My son begged me not to leave him with his grandmother. “Dad, they hurt me when you’re gone.” I pretended to drive away, parked further down the street, and watched. Twenty minutes later, my father-in-law dragged him into the garage. I ran over and kicked the door open. What I saw my son doing made my knees buckle. My wife was standing there filming. She looked at me and said, “Honey, you shouldn’t have seen this.”

“Not enough?” I hissed, keeping my voice low so Leo, who was eating pancakes in the booth next to mine, wouldn’t hear. “They’re torturing him.”

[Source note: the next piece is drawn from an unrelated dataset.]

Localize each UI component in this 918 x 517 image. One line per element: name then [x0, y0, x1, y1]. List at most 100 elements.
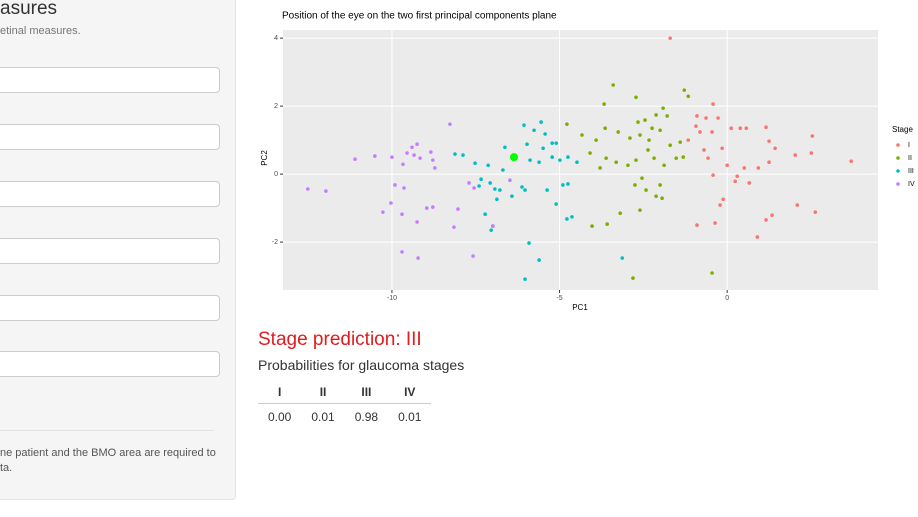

“They’re rich, David,” Julian said, looking me straight in the eye. “Rich people don’t torture. They ‘discipline.’ They ‘condition.’ Marcus has judges in his pocket. Elena has a foundation that donates to the very legal system we need to petition. If we just bring this up, they’ll claim you’re mentally unstable, that you manipulated the footage, or that it was taken out of context. They’ll drag this out for three years. Can Leo survive a three-year custody battle?”

“No,” I said.

“Then we won’t just sue them,” Julian said, leaning forward. “We’ll dismantle them. We have to cut off the snake’s head. We have to take away their power before we go to court.”

” How? “

“The money,” Julian said. “Marcus’s power comes from the   Vanderwaal Trust  . You’re the executor, right?”

“That’s just a name,” I said. “Marcus is in charge.”

“Read the articles again,” Julian smiled. It was a thin, predatory smile. “Rich men are arrogant. They set up those trusts decades ago, assuming no one would ever dare challenge them. I bet there are clauses in them—mandatory audits, moral clauses, immediate freeze protocols—that he’s forgotten.”